Che storia!
SEGRETI STORICI
Napoleone e il «mal di sella» che lo appiedò a Waterloo.
Il dolore gli impedì di cavalcare e l'imperatore non vide la battaglia (che finì in disfatta)
Il Napoleone di Austerlitz, che a cavallo dall’alto del Pratzen guardava l’attacco degli austro-russi e ne programmava la disfatta, è un ricordo lontano. Quello di Waterloo non «vede» la battaglia, nè fisicamente nè con gli occhi della mente: per tutta la giornata, la sua conduzione tattica appare lenta e non sempre all’altezza della sua fama, la sua presa sulla situazione sembra tutt’altro che salda. Il genio strategico è sempre quello di un tempo e lo dimostra il piano che lo ha portato a Waterloo: prima tenere a bada gli inglesi e battere i prussiani (e ci è quasi riuscito a Ligny, due giorni prima), poi rivolgere tutto il peso dell’esercito contro Wellington e sbaragliarlo. Ma sul campo sta perdendo colpi. Non sarebbe un dramma, se i suoi ufficiali fossero quelli dei trionfi. Ma il capo di Stato maggiore non è più Berthier, l’uomo che aveva il compito di trasformare le parole del genio in piani operativi: è morto il primo giugno cadendo dalla finestra di casa sua, forse incidente, forse suicidio, forse ucciso dai fedeli dei Borboni per impedirgli di riunirsi all’imperatore. Ora al suo posto c’è il maresciallo Soult, che del predecessore non ha nè la competenza nè il carisma. E a comandare i soldati sul campo ci sono il maresciallo Ney, il «coraggioso tra i coraggiosi» ma non un’aquila, e Grouchy, che sta inseguendo i prussiani. O meglio, che crede di inseguirli mentre in realtà il grosso delle loro forze ha fatto un giro e sta tornando verso Waterloo, verso l’ala destra francese.

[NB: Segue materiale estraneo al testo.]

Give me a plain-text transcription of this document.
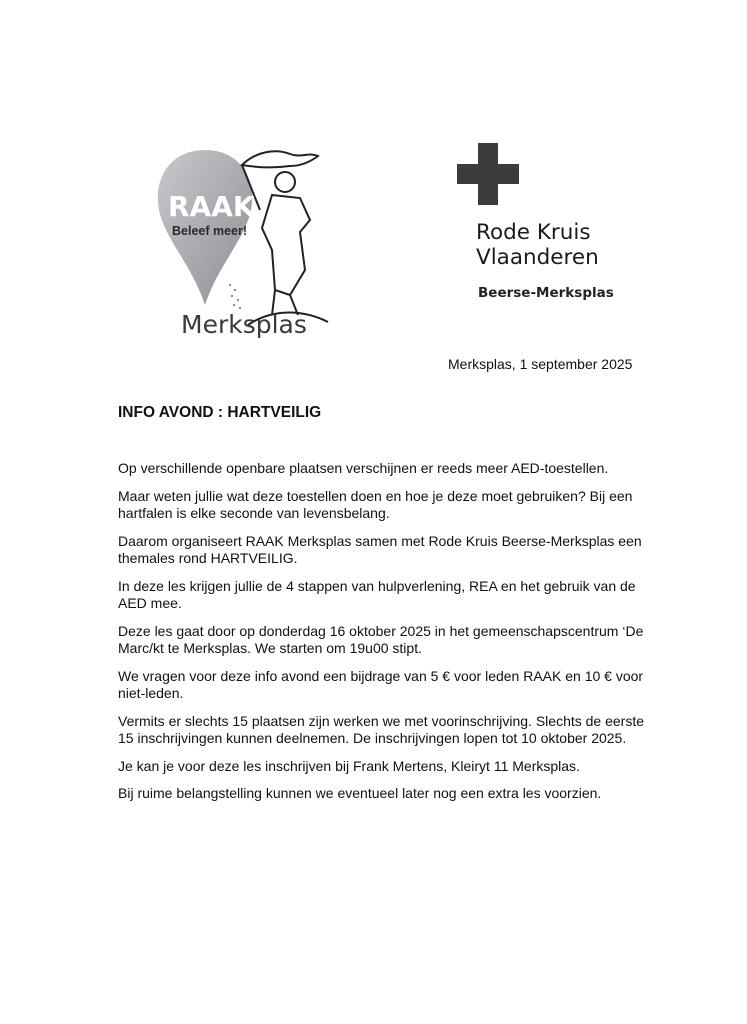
RAAK
Beleef meer!
Merksplas
Rode Kruis
Vlaanderen
Beerse-Merksplas
Merksplas, 1 september 2025
INFO AVOND : HARTVEILIG

Op verschillende openbare plaatsen verschijnen er reeds meer AED-toestellen.

Maar weten jullie wat deze toestellen doen en hoe je deze moet gebruiken? Bij een hartfalen is elke seconde van levensbelang.

Daarom organiseert RAAK Merksplas samen met Rode Kruis Beerse-Merksplas een themales rond HARTVEILIG.

In deze les krijgen jullie de 4 stappen van hulpverlening, REA en het gebruik van de AED mee.

Deze les gaat door op donderdag 16 oktober 2025 in het gemeenschapscentrum ‘De Marc/kt te Merksplas. We starten om 19u00 stipt.

We vragen voor deze info avond een bijdrage van 5 € voor leden RAAK en 10 € voor niet-leden.

Vermits er slechts 15 plaatsen zijn werken we met voorinschrijving. Slechts de eerste 15 inschrijvingen kunnen deelnemen. De inschrijvingen lopen tot 10 oktober 2025.

Je kan je voor deze les inschrijven bij Frank Mertens, Kleiryt 11 Merksplas.

Bij ruime belangstelling kunnen we eventueel later nog een extra les voorzien.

Così quando, verso le 15,30, Ney decide di impiegare contro gli inglesi, che hanno già respinto tutti gli attacchi della fanteria francese, i cinquemila corazzieri della sua cavalleria pesante, l’imperatore piegato dalle emorroidi è lontano nelle retrovie, non lo sa, forse non se ne rende conto e non lo ferma. Perché la mossa di Ney è un’idiozia: la fanteria attaccata dalla cavalleria si chiudeva in quadrato, formazione che, irta di baionette, era praticamente impenetrabile. I quadrati erano invece molto vulnerabili all’artiglieria. Per riuscire a sfondarli, quindi, bisognava minacciarli con l’artiglieria inmodo che la fanteria fosse costretta ad aprirsi e a rischierarsi in linea: a quel punto la si poteva attaccare con la cavalleria. La mossa di Ney aveva una sola giustificazione: costringere gli artiglieri inglesi ad abbandonare i loro pezzi e a rifugiarsi dentro i quadrati, in modo da conquistare i cannoni, privare i fanti inglesi del loro appoggio di fuoco e portare avanti la propria artiglieria. E Ney, sia pure a costo di gravi perdite, ci riesce.
Ma a questo punto entrano in ballo i chiodi, o meglio la loro mancanza. I cannoni napoleonici erano aggeggi pesanti e robusti, con congegni di puntamento primitivi, difficilissimi da danneggiare. Ma un sistema per metterli fuori uso c’era: si piantava a martellate un chiodo senza capocchia nel focone, il foro che permetteva di dare fuoco alla carica di lancio. Però i corazzieri di Ney non hanno i chiodi: forse nessuno ha pensato a portarli, forse le bisacce che li contengono sono appese alle selle dei cavalli morti che giacciono ovunque. Così non appena la cavalleria si allontana, gli artiglieri inglesi escono dai quadrati e riprendono a sparare. I corazzieri attaccano e riattaccano ma senza concludere niente, se non dissanguarsi e privare l’imperatore di tutte le riserve di cavalleria pesante. Intanto i prussiani stanno arrivando. Gli inglesi contrattaccano. È finita.